26/11/2025
Be Compassionate And Gentle With Yourself As You Navigate Through The Holiday Period.
Dr Joanne Cacciatore Reminds Us How To Give Ourselves The Permission To Do So.
Dear ones,
As the leaves turn and the air grows crisp, Thanksgiving arrives once more This is a time when the world gathers around tables laden with abundance, sharing stories of thankfulness and joy. Yet for those of us carrying the weight of grief, this holiday can feel like a quiet storm, stirring the ache of absence where our beloved once sat.
The laughter and warmth that fill the air may only amplify the loneliness of our hearts. It is okay, truly, if your gratitude this year is laced with sorrow; grief is not the opposite of thankfulness, but a testament to the depth of connection we once held.

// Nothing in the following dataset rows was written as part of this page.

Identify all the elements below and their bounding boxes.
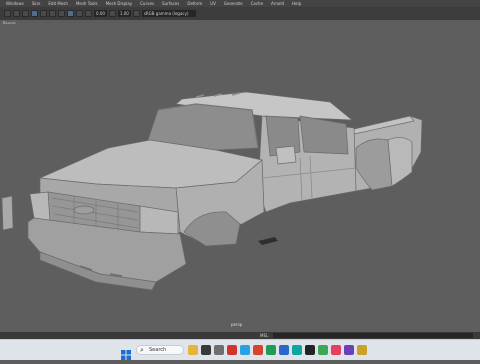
lights-icon[interactable] <box>49 10 56 17</box>
app-icon-11[interactable] <box>318 345 328 355</box>
rear-fender-flare <box>387 137 413 187</box>
app-icon-13[interactable] <box>344 345 354 355</box>
menu-cache[interactable]: Cache <box>251 1 263 6</box>
windows-icon[interactable] <box>121 345 131 360</box>
menu-windows[interactable]: Windows <box>6 1 24 6</box>
color-management-icon[interactable] <box>132 10 140 17</box>
wireframe-icon[interactable] <box>22 10 29 17</box>
menu-mesh-tools[interactable]: Mesh Tools <box>76 1 98 6</box>
xray-icon[interactable] <box>67 10 74 17</box>
app-icon-9[interactable] <box>292 345 302 355</box>
app-icon-3[interactable] <box>214 345 224 355</box>
app-icon-5[interactable] <box>240 345 250 355</box>
app-icon-12[interactable] <box>331 345 341 355</box>
gamma-icon[interactable] <box>108 10 116 17</box>
menu-mesh-display[interactable]: Mesh Display <box>106 1 133 6</box>
detached-part <box>1 195 14 231</box>
menu-uv[interactable]: UV <box>210 1 216 6</box>
mel-label: MEL <box>260 333 269 338</box>
gamma-field[interactable]: 1.00 <box>117 10 131 17</box>
app-icon-2[interactable] <box>201 345 211 355</box>
app-icon-7[interactable] <box>266 345 276 355</box>
menu-skin[interactable]: Skin <box>32 1 41 6</box>
app-icon-6[interactable] <box>253 345 263 355</box>
ground-shadow <box>258 237 278 245</box>
camera-icon[interactable] <box>4 10 11 17</box>
truck-model[interactable] <box>0 24 480 332</box>
isolate-icon[interactable] <box>76 10 83 17</box>
menu-deform[interactable]: Deform <box>187 1 202 6</box>
camera-label: persp <box>231 322 243 327</box>
taskbar-search[interactable]: ⌕ Search <box>136 345 184 355</box>
exposure-icon[interactable] <box>85 10 92 17</box>
textured-icon[interactable] <box>40 10 47 17</box>
taskbar: ⌕ Search <box>0 339 480 360</box>
smooth-shade-icon[interactable] <box>31 10 38 17</box>
rear-window <box>299 115 349 155</box>
menu-arnold[interactable]: Arnold <box>271 1 284 6</box>
search-placeholder: Search <box>149 347 167 353</box>
shadows-icon[interactable] <box>58 10 65 17</box>
app-icon-8[interactable] <box>279 345 289 355</box>
menu-bar: Windows Skin Edit Mesh Mesh Tools Mesh D… <box>0 0 480 7</box>
menu-help[interactable]: Help <box>292 1 301 6</box>
color-space-select[interactable]: sRGB gamma (legacy) <box>141 10 196 17</box>
viewport-toolbar: 0.00 1.00 sRGB gamma (legacy) <box>0 7 480 20</box>
3d-viewport[interactable] <box>0 24 480 332</box>
exposure-field[interactable]: 0.00 <box>94 10 107 17</box>
menu-edit-mesh[interactable]: Edit Mesh <box>48 1 68 6</box>
app-icon-4[interactable] <box>227 345 237 355</box>
app-icon-10[interactable] <box>305 345 315 355</box>
app-icon-1[interactable] <box>188 345 198 355</box>
menu-curves[interactable]: Curves <box>140 1 154 6</box>
command-line-input[interactable] <box>273 333 473 338</box>
grid-icon[interactable] <box>13 10 20 17</box>
search-icon: ⌕ <box>140 346 144 354</box>
headlight-left <box>29 191 51 223</box>
menu-surfaces[interactable]: Surfaces <box>162 1 179 6</box>
ford-emblem <box>73 205 95 215</box>
menu-generate[interactable]: Generate <box>224 1 243 6</box>
mirror <box>275 145 297 165</box>
app-icon-14[interactable] <box>357 345 367 355</box>
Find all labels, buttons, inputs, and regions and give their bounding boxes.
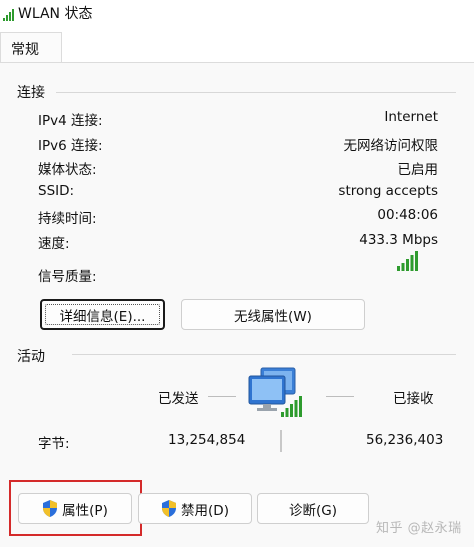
wifi-signal-icon — [3, 6, 15, 25]
received-label: 已接收 — [393, 391, 434, 407]
bytes-received-value: 56,236,403 — [366, 432, 444, 448]
media-state-row: 媒体状态: 已启用 — [38, 158, 438, 180]
activity-divider — [72, 354, 456, 355]
ipv4-row: IPv4 连接: Internet — [38, 109, 438, 131]
details-button-label: 详细信息(E)... — [59, 308, 146, 325]
window-title: WLAN 状态 — [18, 6, 93, 22]
media-state-value: 已启用 — [397, 162, 439, 178]
speed-value: 433.3 Mbps — [359, 232, 438, 248]
watermark: 知乎 @赵永瑞 — [376, 521, 462, 536]
details-button[interactable]: 详细信息(E)... — [40, 299, 165, 330]
sent-dash — [208, 396, 236, 397]
speed-label: 速度: — [38, 236, 70, 252]
activity-section-label: 活动 — [17, 349, 45, 365]
title-bar: WLAN 状态 — [0, 0, 474, 26]
signal-row: 信号质量: — [38, 265, 438, 287]
uac-shield-icon — [42, 500, 58, 517]
disable-button[interactable]: 禁用(D) — [138, 493, 252, 524]
received-dash — [326, 396, 354, 397]
properties-button[interactable]: 属性(P) — [18, 493, 132, 524]
uac-shield-icon — [161, 500, 177, 517]
duration-row: 持续时间: 00:48:06 — [38, 207, 438, 229]
network-computer-icon — [247, 366, 307, 424]
disable-button-label: 禁用(D) — [181, 502, 229, 519]
diagnose-button-label: 诊断(G) — [289, 502, 337, 519]
ipv6-value: 无网络访问权限 — [343, 138, 439, 154]
properties-button-label: 属性(P) — [62, 502, 108, 519]
activity-separator — [280, 430, 282, 452]
wireless-properties-button[interactable]: 无线属性(W) — [181, 299, 365, 330]
ssid-value: strong accepts — [338, 183, 438, 199]
signal-label: 信号质量: — [38, 269, 97, 285]
speed-row: 速度: 433.3 Mbps — [38, 232, 438, 254]
ssid-row: SSID: strong accepts — [38, 183, 438, 205]
bytes-sent-value: 13,254,854 — [168, 432, 246, 448]
ipv4-label: IPv4 连接: — [38, 113, 103, 129]
bytes-label: 字节: — [38, 436, 70, 452]
connection-divider — [56, 92, 456, 93]
sent-label: 已发送 — [158, 391, 199, 407]
ipv6-label: IPv6 连接: — [38, 138, 103, 154]
tab-general[interactable]: 常规 — [0, 32, 62, 63]
media-state-label: 媒体状态: — [38, 162, 97, 178]
signal-strength-icon — [397, 251, 419, 275]
duration-label: 持续时间: — [38, 211, 97, 227]
wireless-properties-label: 无线属性(W) — [234, 308, 312, 325]
ipv4-value: Internet — [384, 109, 438, 125]
ipv6-row: IPv6 连接: 无网络访问权限 — [38, 134, 438, 156]
ssid-label: SSID: — [38, 183, 75, 199]
duration-value: 00:48:06 — [377, 207, 438, 223]
diagnose-button[interactable]: 诊断(G) — [257, 493, 369, 524]
connection-section-label: 连接 — [17, 85, 45, 101]
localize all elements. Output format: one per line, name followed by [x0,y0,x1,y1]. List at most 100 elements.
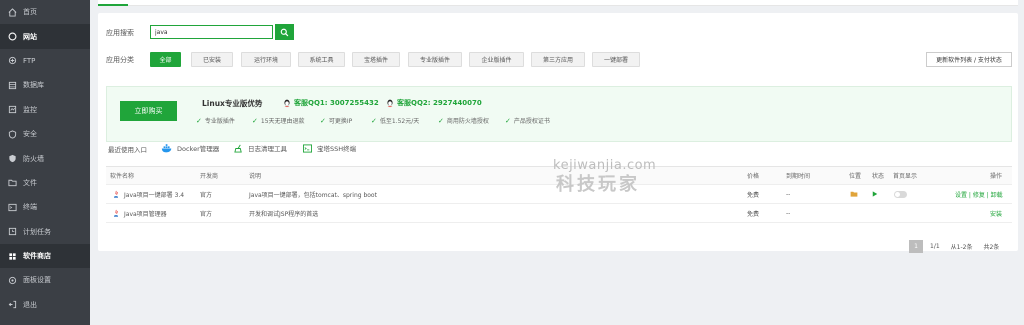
sidebar-item-label: 监控 [23,105,37,114]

This is a season that urges us to count our blessings, askswe may feel pressured to don a mask of cheer, hiding the tender fragility within. This inauthenticity can deepen our isolation, distancing us from others and even from ourselves. But remember, dear friend, grief asks only to be honored, not hidden. It is the other side of love, and in acknowledging grief, we reclaim our authenticity.
I offer these gentle practices to help you navigate this Thanksgiving. They are invitations, not obligations, to foster connection with your sorrow, your loved ones, and the enduring bond with the one who is gone.
1. Share your feelings with those around youv who feel open and safe. You might say, “This Thanksgiving, I’m missing them so much. Could we set a place at the table in their honor, or share a favorite memory before we eat?” Speaking openly invites others into your grief, easing the unspoken tension and allowing love to flow through the words.
2. In gatherings, discern between sacred, vulnerable exchanges with trusted souls and lighter interactions with others. When the heart feels raw, seek out those “low-risk” companions who hold space without judgment. Save the deeper remembrances for them, where the risk of misunderstanding is minimal, and healing can unfold.
3. Create simple acts that bridge the present with the past. Light a candle at the meal’s start, whispering their name into the flame. Or prepare a dish they cherished, dedicating it to them. If children are involved, invite everyone to draw or write something they most miss about the one who’s gone, transforming the table into an altar of shared grief and
love.
4. Reach out to support groups, online forums, or kindred spirits who understand the language of loss. Organizations like the MISS Foundation offer spaces where bereaved hearts connect, reminding us that shared grief can lighten the load, even on a day meant for feasting.
5. Step outside, if only for a moment, to feel the earth’s steady rhythm. A walk among fallen leaves or a quiet sit beneath the autumn sky can ground you. If indoors, bring in a sprig of evergreen or a stone from a meaningful place to hold as an anchor.
6. Amid the holiday’s demands, move gently, perhaps a slow stretch or a mindful breath while preparing the meal. Nourish yourself with foods that comfort, rest when the waves of emotion rise, and limit what depletes you. Self-care is a quiet act of devotion to the life you still carry.
7. Adapt traditions. If old customs sting too sharply, introduce something new: a gratitude jar filled with notes of mixed emotions, or a volunteer outing in their name. Change need not erase the past; it can soften its edges, making space for your grief to create Abe momentary shifts to wasw the weight of the holiday for now.
8. Set gentle boundaries and communicate your needs ahead of time, perhaps in a heartfelt note: “This Thanksgiving, my heart is heavy with missing them. I may need to step away for a moment of quiet, or skip the usual games. Your understanding means everything.” Forethought can protect your tenderness, allowing you to participate on your terms.
9. Invite memories to the table by giving explicit permission for their name to be spoken. Ask others to share a story or imagine what they’d be doing. In these echoes, love lingers, turning absence into a felt presence.
10. Carve out intentional alone time, perhaps rising early to journal a note to your beloved or end the day with silent imaginal walk with them. In stillness, allow the tears to come; they are the rain that waters the soul.
As we gather, or choose not to gather, this week, let us hold grief gently.
You are seen, you are held, and in time, amidst the shadows, may you glimpse threads of connection and compassion. Together, we bear the unbearable, one moment at a time.
And remember that we can be grateful for all that we have while also grieving for and missing, all that we’ve lost.